If the value of Wrigley depends on a specific lease someplace or a specific commitment to this or that, you know, or a given environmental problem, forget it, you know.
The — there are these overriding considerations that are enormously important, and then there’s a whole lot of trivia that doesn’t mean anything.
We have never made a — we’ve made plenty of big investment — I’ve made plenty of big investment mistakes. I’ve never made one, in my view, that would have been avoided by conventional due diligence.
And we would have spent a lot of money, and we would have wasted a lot of time and, in some cases, we would have missed deals, simply because we wouldn’t have committed fast enough.
We have a significant advantage, and it gets bigger as we get bigger, because, in terms of big deals, people rely more and more often on process, in that when people want to get a deal done, they want to know it’s going to be done, they will come to us.

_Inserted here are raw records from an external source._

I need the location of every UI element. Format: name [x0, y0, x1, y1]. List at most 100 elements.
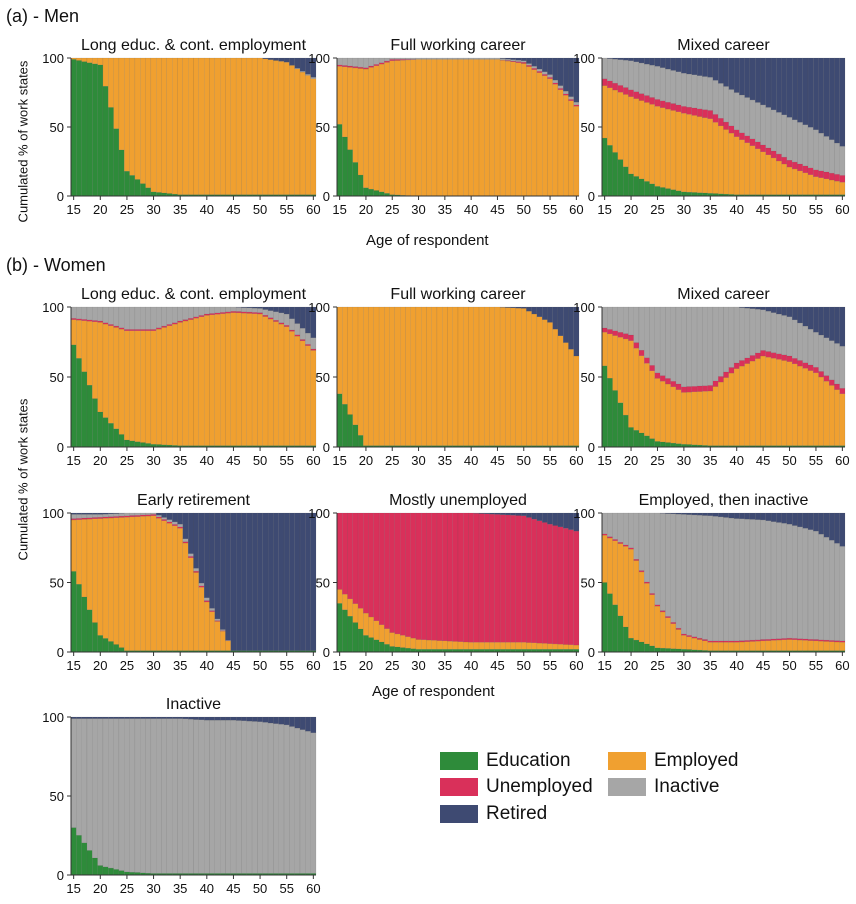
bar-segment-unemployed: [357, 512, 364, 609]
y-tick-label: 0: [57, 440, 64, 455]
x-tick-label: 50: [782, 202, 796, 217]
x-tick-label: 15: [597, 658, 611, 673]
bar-segment-employed: [499, 60, 506, 197]
bar-segment-employed: [691, 391, 698, 445]
bar-segment-inactive: [410, 57, 417, 60]
bar-segment-inactive: [802, 528, 809, 640]
bar-segment-unemployed: [797, 360, 803, 367]
bar-segment-unemployed: [161, 519, 167, 521]
bar-segment-unemployed: [755, 352, 761, 359]
bar-segment-unemployed: [707, 110, 714, 119]
bar-segment-education: [134, 179, 141, 197]
bar-segment-retired: [521, 512, 527, 516]
bar-segment-retired: [92, 512, 98, 515]
bar-segment-unemployed: [644, 95, 650, 103]
bar-segment-inactive: [839, 546, 846, 642]
bar-segment-employed: [108, 57, 114, 108]
bar-segment-inactive: [744, 307, 751, 359]
bar-segment-employed: [781, 360, 788, 446]
bar-segment-retired: [744, 57, 751, 98]
bar-segment-employed: [81, 57, 88, 62]
bar-segment-unemployed: [182, 541, 189, 544]
bar-segment-retired: [765, 306, 772, 312]
bar-segment-unemployed: [696, 637, 703, 640]
bar-segment-employed: [235, 57, 242, 195]
bar-segment-unemployed: [707, 640, 714, 643]
bar-segment-inactive: [177, 523, 183, 528]
bar-segment-unemployed: [628, 89, 634, 97]
bar-segment-inactive: [478, 57, 485, 60]
bar-segment-inactive: [166, 306, 173, 325]
bar-segment-employed: [659, 381, 666, 443]
bar-segment-unemployed: [733, 640, 740, 643]
bar-segment-inactive: [505, 58, 511, 61]
bar-segment-employed: [172, 323, 178, 446]
bar-segment-unemployed: [665, 378, 671, 385]
bar-segment-employed: [86, 321, 93, 386]
panel-title: Mostly unemployed: [389, 492, 527, 509]
bar-segment-unemployed: [781, 156, 788, 165]
bar-segment-retired: [489, 512, 495, 515]
bar-segment-unemployed: [760, 144, 766, 152]
bar-segment-employed: [251, 57, 258, 195]
bar-segment-inactive: [188, 553, 194, 557]
bar-segment-retired: [675, 57, 682, 72]
x-tick-label: 20: [93, 202, 107, 217]
bar-segment-inactive: [257, 308, 263, 313]
bar-segment-unemployed: [702, 109, 708, 118]
bar-segment-employed: [723, 642, 729, 651]
bar-segment-retired: [654, 57, 661, 67]
bar-segment-retired: [834, 57, 840, 144]
x-tick-label: 15: [66, 881, 80, 896]
bar-segment-inactive: [802, 124, 809, 167]
bar-segment-employed: [755, 148, 761, 195]
bar-segment-unemployed: [691, 386, 698, 392]
bar-segment-unemployed: [182, 319, 189, 322]
bar-segment-unemployed: [839, 640, 846, 643]
bar-segment-retired: [278, 512, 285, 651]
bar-segment-retired: [707, 512, 714, 516]
bar-segment-inactive: [102, 306, 109, 323]
bar-segment-inactive: [209, 720, 215, 874]
bar-segment-inactive: [786, 316, 793, 357]
bar-segment-unemployed: [102, 516, 109, 519]
x-tick-label: 15: [332, 202, 346, 217]
bar-segment-employed: [659, 107, 666, 188]
bar-segment-employed: [542, 319, 548, 446]
bar-segment-employed: [489, 642, 495, 650]
x-tick-label: 60: [569, 453, 583, 468]
bar-segment-unemployed: [70, 318, 77, 320]
x-axis-label-men: Age of respondent: [366, 232, 489, 249]
bar-segment-employed: [702, 640, 708, 651]
bar-segment-unemployed: [718, 640, 724, 643]
bar-segment-inactive: [781, 315, 788, 356]
bar-segment-retired: [526, 57, 532, 64]
bar-segment-employed: [452, 59, 459, 197]
bar-segment-education: [150, 191, 157, 197]
bar-segment-education: [145, 187, 152, 197]
bar-segment-retired: [547, 306, 553, 323]
bar-segment-employed: [839, 182, 846, 195]
bar-segment-unemployed: [744, 640, 751, 642]
bar-segment-unemployed: [607, 329, 613, 335]
bar-segment-inactive: [792, 119, 798, 163]
bar-segment-employed: [161, 520, 167, 651]
x-tick-label: 20: [359, 202, 373, 217]
bar-segment-education: [140, 442, 146, 448]
bar-segment-unemployed: [686, 635, 692, 637]
bar-segment-unemployed: [209, 313, 215, 315]
bar-segment-education: [612, 152, 618, 197]
bar-segment-employed: [823, 381, 830, 446]
bar-segment-retired: [294, 57, 301, 69]
bar-segment-education: [659, 187, 666, 197]
bar-segment-retired: [728, 512, 735, 519]
bar-segment-employed: [118, 57, 125, 151]
bar-segment-unemployed: [225, 311, 231, 314]
bar-segment-employed: [457, 641, 464, 650]
bar-segment-inactive: [161, 306, 167, 327]
bar-segment-education: [363, 635, 369, 653]
bar-segment-unemployed: [283, 325, 290, 327]
bar-segment-employed: [447, 59, 453, 197]
bar-segment-retired: [262, 306, 269, 310]
bar-segment-retired: [712, 57, 719, 81]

I mean, the Mars people wanted to deal — in terms of this financing aspect of the Wrigley situation — they only wanted to deal with Berkshire because they knew we didn’t have any lawyers involved. I’ll admit to this group we didn’t even have any directors involved.
We just — you know, we got a call, it made sense, and we said yes. And when we say yes, we don’t say yes with a material adverse change clause. We don’t say yes, if financing is available. We just say yes.
So I can tell people when we make a deal that, if we’re going to have 6 1/2 billion available, it’s going to be available, you know, whether there’s a nuclear bomb goes off in New York City, or whether there’s a flu epidemic, or whether Ben Bernanke runs off to South America with Paris Hilton. (Laughter)
The check is going to clear.
And if you’re making a deal, you know, the guy that wants the 6 1/2 billion, that assurance is worth something. And you really can’t get anyplace — they say, “Well, I’ll do it, but I’ve got to have a due diligence team check this out and do all of that.” So it’s a real advantage to us, and I don’t think there’s any disadvantage to us.